A Protective Order Background
Acting on behalf of the Desert Research Institute, the Board of Regents of the Nevada System of Higher Education (Nevada Regents) sought to gain access to information tied to an active government contract.
The information in question was sealed. Moreover, there was a protective order in place, prohibiting release of “information that must be protected to safeguard the competitive process, including source selection information, proprietary information, and confidential information.”
The Court explained that protective orders are common in bid protest cases, as the record contains proprietary information relating to the bidder’s business practices, pricing structures and other confidential information.
Oak Ridge Associated Universities (Oak Ridge) sought to prevent Nevada Regents from accessing all of the requested information. Oak Ridge also asked the Court to redact certain material from the record. The Court agreed to review this case and render a final decision.
Legal Analysis of the Protective Order
Oak Ridge contended that sealing and redaction was necessary under 5 U.S.C. 552(b)(4). This section safeguards “trade secrets and commercial or financial information obtained from a person and is privileged or confidential.” Oak Ridge argued that, without redaction, their “proprietary and confidential trade secret information” would be released. Oak Ridge would suffer a competitive disadvantage.
After reviewing the arguments from both parties as well as evidence on the record, the Court determined that “very few of the requested redactions concern information that could be meaningfully described as proprietary or as embodying trade secrets.”

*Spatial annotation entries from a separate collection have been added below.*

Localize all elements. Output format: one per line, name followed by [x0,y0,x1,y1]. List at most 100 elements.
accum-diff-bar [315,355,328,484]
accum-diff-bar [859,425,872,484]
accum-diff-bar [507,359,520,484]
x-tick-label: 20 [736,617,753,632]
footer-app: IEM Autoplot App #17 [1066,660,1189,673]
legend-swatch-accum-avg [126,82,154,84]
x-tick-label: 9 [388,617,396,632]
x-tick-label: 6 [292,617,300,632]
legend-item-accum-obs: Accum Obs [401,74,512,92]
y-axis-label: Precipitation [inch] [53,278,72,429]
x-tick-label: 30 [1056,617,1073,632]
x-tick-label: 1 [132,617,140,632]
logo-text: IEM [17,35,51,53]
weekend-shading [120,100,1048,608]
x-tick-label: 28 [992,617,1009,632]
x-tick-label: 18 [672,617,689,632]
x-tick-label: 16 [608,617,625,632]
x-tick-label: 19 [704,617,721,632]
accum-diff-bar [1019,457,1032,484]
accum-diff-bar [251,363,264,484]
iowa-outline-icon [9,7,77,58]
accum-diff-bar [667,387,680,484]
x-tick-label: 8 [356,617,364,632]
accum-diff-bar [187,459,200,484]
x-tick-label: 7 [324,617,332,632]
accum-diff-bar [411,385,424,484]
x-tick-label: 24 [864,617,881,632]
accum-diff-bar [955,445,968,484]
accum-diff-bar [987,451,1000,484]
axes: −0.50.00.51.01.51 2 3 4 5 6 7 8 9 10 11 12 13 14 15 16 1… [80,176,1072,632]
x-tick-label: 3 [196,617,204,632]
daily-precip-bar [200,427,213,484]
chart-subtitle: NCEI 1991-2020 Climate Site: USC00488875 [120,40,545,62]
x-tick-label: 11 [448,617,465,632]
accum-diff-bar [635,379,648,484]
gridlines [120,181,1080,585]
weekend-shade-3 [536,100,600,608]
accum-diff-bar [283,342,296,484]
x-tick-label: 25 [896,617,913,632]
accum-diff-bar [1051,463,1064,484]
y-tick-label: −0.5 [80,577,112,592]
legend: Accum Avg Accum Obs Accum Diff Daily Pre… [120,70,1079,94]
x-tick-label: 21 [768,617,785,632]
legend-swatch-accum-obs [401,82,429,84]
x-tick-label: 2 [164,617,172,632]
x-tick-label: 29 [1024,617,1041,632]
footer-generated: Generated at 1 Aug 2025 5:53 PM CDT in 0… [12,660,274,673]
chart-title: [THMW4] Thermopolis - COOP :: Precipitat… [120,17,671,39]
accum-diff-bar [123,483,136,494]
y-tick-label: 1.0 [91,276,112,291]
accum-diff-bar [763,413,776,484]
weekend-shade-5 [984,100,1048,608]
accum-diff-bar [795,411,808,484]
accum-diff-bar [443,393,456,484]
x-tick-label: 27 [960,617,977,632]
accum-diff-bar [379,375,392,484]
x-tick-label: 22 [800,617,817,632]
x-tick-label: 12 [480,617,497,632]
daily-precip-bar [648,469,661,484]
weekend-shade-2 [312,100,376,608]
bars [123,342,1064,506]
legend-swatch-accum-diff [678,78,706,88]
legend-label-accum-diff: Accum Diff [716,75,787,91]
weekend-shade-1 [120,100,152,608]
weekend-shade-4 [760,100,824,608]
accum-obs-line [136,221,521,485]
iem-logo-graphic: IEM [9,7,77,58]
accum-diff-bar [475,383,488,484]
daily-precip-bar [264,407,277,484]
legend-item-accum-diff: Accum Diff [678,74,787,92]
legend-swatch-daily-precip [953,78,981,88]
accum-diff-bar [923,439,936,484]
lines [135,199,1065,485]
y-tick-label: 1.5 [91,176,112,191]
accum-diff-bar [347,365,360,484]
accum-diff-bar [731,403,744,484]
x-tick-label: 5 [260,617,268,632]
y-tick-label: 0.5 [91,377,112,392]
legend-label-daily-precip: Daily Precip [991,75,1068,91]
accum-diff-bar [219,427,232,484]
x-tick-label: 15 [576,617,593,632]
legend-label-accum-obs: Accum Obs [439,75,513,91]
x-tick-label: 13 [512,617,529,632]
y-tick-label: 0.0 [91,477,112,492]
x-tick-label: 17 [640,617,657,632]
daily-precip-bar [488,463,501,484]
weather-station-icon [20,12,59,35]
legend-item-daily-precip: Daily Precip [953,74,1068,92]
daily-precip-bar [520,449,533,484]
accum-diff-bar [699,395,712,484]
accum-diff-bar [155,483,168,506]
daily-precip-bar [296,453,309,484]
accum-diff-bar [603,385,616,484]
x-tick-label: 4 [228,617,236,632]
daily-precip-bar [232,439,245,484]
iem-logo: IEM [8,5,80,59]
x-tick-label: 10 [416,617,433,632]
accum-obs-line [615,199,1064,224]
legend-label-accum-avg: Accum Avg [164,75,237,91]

Concerning references to the use of part-time employees, the Court underlined that such references are not generally redacted. The use of part-time employees was such a commonly discussed topic in bid proposals that it did not seem proprietary to the Court. Though the Court did note that how Oak Ridge utilized part-time workers was protected and should be redacted.
On the other hand, the Court determined that the number of full-time employees proposed by Oak Ridge to in its bid should be redacted. Revealing such information could impact Oak Ridge negatively. Moreover, the redaction of such information would not impair a third party’s ability to read and understand the judgment.
Lastly, the Court considered Oak Ridge’s request to redact information concerning their billing decisions. The Court stated (emphasis in original): “how a contractor bills the government, under government-provided line items, does not reveal anything about how the contractor performs the required work.” As a result, information concerning Oak Ridge’s billing decisions should not be redacted.